Cell therapies are emerging as promising treatments for many musculoskeletal conditions that affect athletes and the adult population. The therapies with stem and progenitor cells provide the potential for clinical benefit, through mechanisms of tissue regeneration and immunomodulation.
In orthopedic surgery, focal chondral injuries, osteoarthritis, fractures and soft tissue injuries such as tendons, muscles, and ligaments are fertile soils for stem cell therapies.
Progenitor cells include any cell that can proliferate to form progeny and these, in turn, differentiate into adult tissue. Stem cells are a subset of progenitor cells that possess self-renewing capacity.
This is a process where the cell divides asymmetrically, producing 2 daughter cells. A daughter cell is identical to the initial cell and remains available for another asymmetric division of "self-renewal". The second daughter cell (a progenitor cell), which unlike the mother cell, it proceeds to divide and differentiate itself. Progenitor cells are widely more frequent than stem cells in tissues. Often, the term "stem cell" is used incorrectly to describe both progenitor cells and mother as a whole.
Stem cells can be classified in several ways: 1) autologous or allogeneic; 2) adult, embryonic or induced pluripotent stem cells and 3) native (resident tissue) or expanded cells.
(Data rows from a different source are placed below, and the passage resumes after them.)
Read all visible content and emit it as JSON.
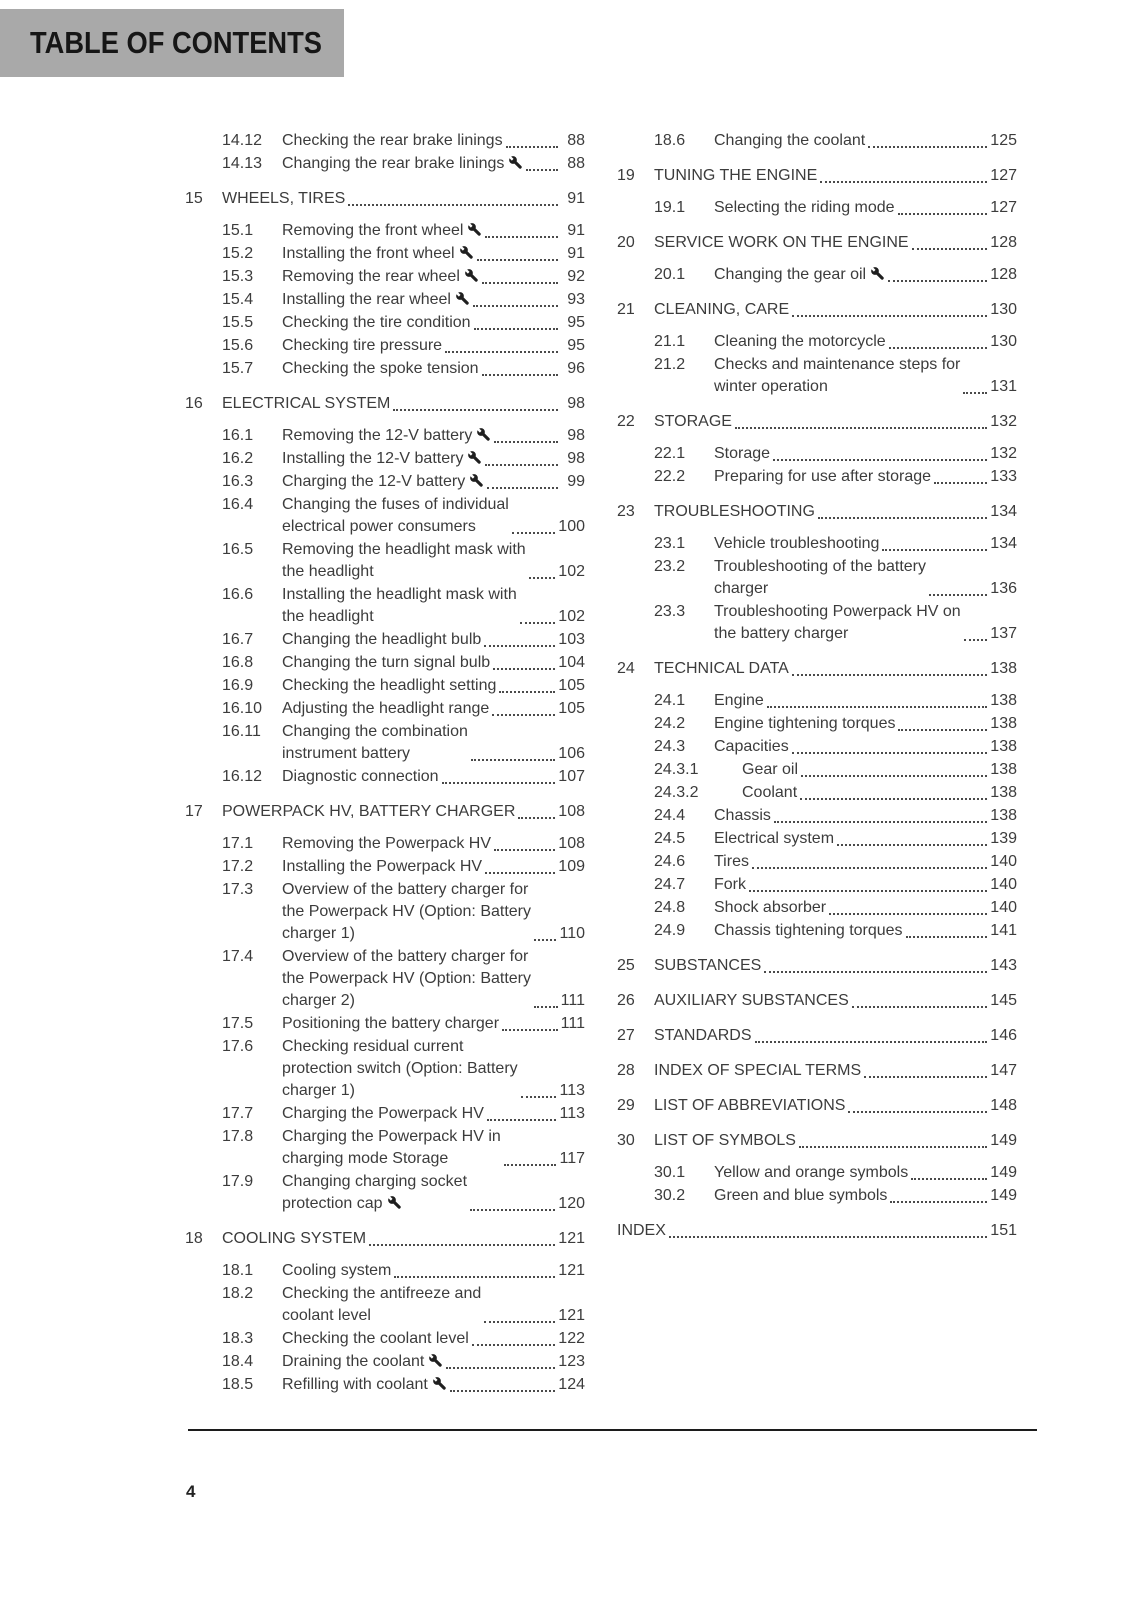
{
  "header": {
    "title": "TABLE OF CONTENTS"
  },
  "footer": {
    "page_number": "4"
  },
  "colors": {
    "header_bg": "#a9a9a9",
    "text": "#3c3c3c",
    "rule": "#1c1c1c"
  },
  "icons": {
    "wrench": "wrench-icon"
  },
  "toc": {
    "left": [
      {
        "level": "sub",
        "num": "14.12",
        "title": "Checking the rear brake linings",
        "page": "88",
        "wrench": false
      },
      {
        "level": "sub",
        "num": "14.13",
        "title": "Changing the rear brake linings",
        "page": "88",
        "wrench": true
      },
      {
        "level": "chapter",
        "num": "15",
        "title": "WHEELS, TIRES",
        "page": "91",
        "wrench": false
      },
      {
        "level": "sub",
        "num": "15.1",
        "title": "Removing the front wheel",
        "page": "91",
        "wrench": true
      },
      {
        "level": "sub",
        "num": "15.2",
        "title": "Installing the front wheel",
        "page": "91",
        "wrench": true
      },
      {
        "level": "sub",
        "num": "15.3",
        "title": "Removing the rear wheel",
        "page": "92",
        "wrench": true
      },
      {
        "level": "sub",
        "num": "15.4",
        "title": "Installing the rear wheel",
        "page": "93",
        "wrench": true
      },
      {
        "level": "sub",
        "num": "15.5",
        "title": "Checking the tire condition",
        "page": "95",
        "wrench": false
      },
      {
        "level": "sub",
        "num": "15.6",
        "title": "Checking tire pressure",
        "page": "95",
        "wrench": false
      },
      {
        "level": "sub",
        "num": "15.7",
        "title": "Checking the spoke tension",
        "page": "96",
        "wrench": false
      },
      {
        "level": "chapter",
        "num": "16",
        "title": "ELECTRICAL SYSTEM",
        "page": "98",
        "wrench": false
      },
      {
        "level": "sub",
        "num": "16.1",
        "title": "Removing the 12-V battery",
        "page": "98",
        "wrench": true
      },
      {
        "level": "sub",
        "num": "16.2",
        "title": "Installing the 12-V battery",
        "page": "98",
        "wrench": true
      },
      {
        "level": "sub",
        "num": "16.3",
        "title": "Charging the 12-V battery",
        "page": "99",
        "wrench": true
      },
      {
        "level": "sub",
        "num": "16.4",
        "title": "Changing the fuses of individual\nelectrical power consumers",
        "page": "100",
        "wrench": false
      },
      {
        "level": "sub",
        "num": "16.5",
        "title": "Removing the headlight mask with\nthe headlight",
        "page": "102",
        "wrench": false
      },
      {
        "level": "sub",
        "num": "16.6",
        "title": "Installing the headlight mask with\nthe headlight",
        "page": "102",
        "wrench": false
      },
      {
        "level": "sub",
        "num": "16.7",
        "title": "Changing the headlight bulb",
        "page": "103",
        "wrench": false
      },
      {
        "level": "sub",
        "num": "16.8",
        "title": "Changing the turn signal bulb",
        "page": "104",
        "wrench": false
      },
      {
        "level": "sub",
        "num": "16.9",
        "title": "Checking the headlight setting",
        "page": "105",
        "wrench": false
      },
      {
        "level": "sub",
        "num": "16.10",
        "title": "Adjusting the headlight range",
        "page": "105",
        "wrench": false
      },
      {
        "level": "sub",
        "num": "16.11",
        "title": "Changing the combination\ninstrument battery",
        "page": "106",
        "wrench": false
      },
      {
        "level": "sub",
        "num": "16.12",
        "title": "Diagnostic connection",
        "page": "107",
        "wrench": false
      },
      {
        "level": "chapter",
        "num": "17",
        "title": "POWERPACK HV, BATTERY CHARGER",
        "page": "108",
        "wrench": false
      },
      {
        "level": "sub",
        "num": "17.1",
        "title": "Removing the Powerpack HV",
        "page": "108",
        "wrench": false
      },
      {
        "level": "sub",
        "num": "17.2",
        "title": "Installing the Powerpack HV",
        "page": "109",
        "wrench": false
      },
      {
        "level": "sub",
        "num": "17.3",
        "title": "Overview of the battery charger for\nthe Powerpack HV (Option: Battery\ncharger 1)",
        "page": "110",
        "wrench": false
      },
      {
        "level": "sub",
        "num": "17.4",
        "title": "Overview of the battery charger for\nthe Powerpack HV (Option: Battery\ncharger 2)",
        "page": "111",
        "wrench": false
      },
      {
        "level": "sub",
        "num": "17.5",
        "title": "Positioning the battery charger",
        "page": "111",
        "wrench": false
      },
      {
        "level": "sub",
        "num": "17.6",
        "title": "Checking residual current\nprotection switch (Option: Battery\ncharger 1)",
        "page": "113",
        "wrench": false
      },
      {
        "level": "sub",
        "num": "17.7",
        "title": "Charging the Powerpack HV",
        "page": "113",
        "wrench": false
      },
      {
        "level": "sub",
        "num": "17.8",
        "title": "Charging the Powerpack HV in\ncharging mode Storage",
        "page": "117",
        "wrench": false
      },
      {
        "level": "sub",
        "num": "17.9",
        "title": "Changing charging socket\nprotection cap",
        "page": "120",
        "wrench": true
      },
      {
        "level": "chapter",
        "num": "18",
        "title": "COOLING SYSTEM",
        "page": "121",
        "wrench": false
      },
      {
        "level": "sub",
        "num": "18.1",
        "title": "Cooling system",
        "page": "121",
        "wrench": false
      },
      {
        "level": "sub",
        "num": "18.2",
        "title": "Checking the antifreeze and\ncoolant level",
        "page": "121",
        "wrench": false
      },
      {
        "level": "sub",
        "num": "18.3",
        "title": "Checking the coolant level",
        "page": "122",
        "wrench": false
      },
      {
        "level": "sub",
        "num": "18.4",
        "title": "Draining the coolant",
        "page": "123",
        "wrench": true
      },
      {
        "level": "sub",
        "num": "18.5",
        "title": "Refilling with coolant",
        "page": "124",
        "wrench": true
      }
    ],
    "right": [
      {
        "level": "sub",
        "num": "18.6",
        "title": "Changing the coolant",
        "page": "125",
        "wrench": false
      },
      {
        "level": "chapter",
        "num": "19",
        "title": "TUNING THE ENGINE",
        "page": "127",
        "wrench": false
      },
      {
        "level": "sub",
        "num": "19.1",
        "title": "Selecting the riding mode",
        "page": "127",
        "wrench": false
      },
      {
        "level": "chapter",
        "num": "20",
        "title": "SERVICE WORK ON THE ENGINE",
        "page": "128",
        "wrench": false
      },
      {
        "level": "sub",
        "num": "20.1",
        "title": "Changing the gear oil",
        "page": "128",
        "wrench": true
      },
      {
        "level": "chapter",
        "num": "21",
        "title": "CLEANING, CARE",
        "page": "130",
        "wrench": false
      },
      {
        "level": "sub",
        "num": "21.1",
        "title": "Cleaning the motorcycle",
        "page": "130",
        "wrench": false
      },
      {
        "level": "sub",
        "num": "21.2",
        "title": "Checks and maintenance steps for\nwinter operation",
        "page": "131",
        "wrench": false
      },
      {
        "level": "chapter",
        "num": "22",
        "title": "STORAGE",
        "page": "132",
        "wrench": false
      },
      {
        "level": "sub",
        "num": "22.1",
        "title": "Storage",
        "page": "132",
        "wrench": false
      },
      {
        "level": "sub",
        "num": "22.2",
        "title": "Preparing for use after storage",
        "page": "133",
        "wrench": false
      },
      {
        "level": "chapter",
        "num": "23",
        "title": "TROUBLESHOOTING",
        "page": "134",
        "wrench": false
      },
      {
        "level": "sub",
        "num": "23.1",
        "title": "Vehicle troubleshooting",
        "page": "134",
        "wrench": false
      },
      {
        "level": "sub",
        "num": "23.2",
        "title": "Troubleshooting of the battery\ncharger",
        "page": "136",
        "wrench": false
      },
      {
        "level": "sub",
        "num": "23.3",
        "title": "Troubleshooting Powerpack HV on\nthe battery charger",
        "page": "137",
        "wrench": false
      },
      {
        "level": "chapter",
        "num": "24",
        "title": "TECHNICAL DATA",
        "page": "138",
        "wrench": false
      },
      {
        "level": "sub",
        "num": "24.1",
        "title": "Engine",
        "page": "138",
        "wrench": false
      },
      {
        "level": "sub",
        "num": "24.2",
        "title": "Engine tightening torques",
        "page": "138",
        "wrench": false
      },
      {
        "level": "sub",
        "num": "24.3",
        "title": "Capacities",
        "page": "138",
        "wrench": false
      },
      {
        "level": "subsub",
        "num": "24.3.1",
        "title": "Gear oil",
        "page": "138",
        "wrench": false
      },
      {
        "level": "subsub",
        "num": "24.3.2",
        "title": "Coolant",
        "page": "138",
        "wrench": false
      },
      {
        "level": "sub",
        "num": "24.4",
        "title": "Chassis",
        "page": "138",
        "wrench": false
      },
      {
        "level": "sub",
        "num": "24.5",
        "title": "Electrical system",
        "page": "139",
        "wrench": false
      },
      {
        "level": "sub",
        "num": "24.6",
        "title": "Tires",
        "page": "140",
        "wrench": false
      },
      {
        "level": "sub",
        "num": "24.7",
        "title": "Fork",
        "page": "140",
        "wrench": false
      },
      {
        "level": "sub",
        "num": "24.8",
        "title": "Shock absorber",
        "page": "140",
        "wrench": false
      },
      {
        "level": "sub",
        "num": "24.9",
        "title": "Chassis tightening torques",
        "page": "141",
        "wrench": false
      },
      {
        "level": "chapter",
        "num": "25",
        "title": "SUBSTANCES",
        "page": "143",
        "wrench": false
      },
      {
        "level": "chapter",
        "num": "26",
        "title": "AUXILIARY SUBSTANCES",
        "page": "145",
        "wrench": false
      },
      {
        "level": "chapter",
        "num": "27",
        "title": "STANDARDS",
        "page": "146",
        "wrench": false
      },
      {
        "level": "chapter",
        "num": "28",
        "title": "INDEX OF SPECIAL TERMS",
        "page": "147",
        "wrench": false
      },
      {
        "level": "chapter",
        "num": "29",
        "title": "LIST OF ABBREVIATIONS",
        "page": "148",
        "wrench": false
      },
      {
        "level": "chapter",
        "num": "30",
        "title": "LIST OF SYMBOLS",
        "page": "149",
        "wrench": false
      },
      {
        "level": "sub",
        "num": "30.1",
        "title": "Yellow and orange symbols",
        "page": "149",
        "wrench": false
      },
      {
        "level": "sub",
        "num": "30.2",
        "title": "Green and blue symbols",
        "page": "149",
        "wrench": false
      },
      {
        "level": "index",
        "num": "",
        "title": "INDEX",
        "page": "151",
        "wrench": false
      }
    ]
  }
}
In tendinous injuries, experts have indicated that there is a very good experience in plantar fasciitis, in addition to being indicated in epicondylitis, Achilles tendinosis or partial rotator cuff injuries.
However, our doctors at the Harley Street Hospital do not recommend abandoning rehabilitation or muscle strengthening. These treatments represent a new door for the treatment of this type of injuries.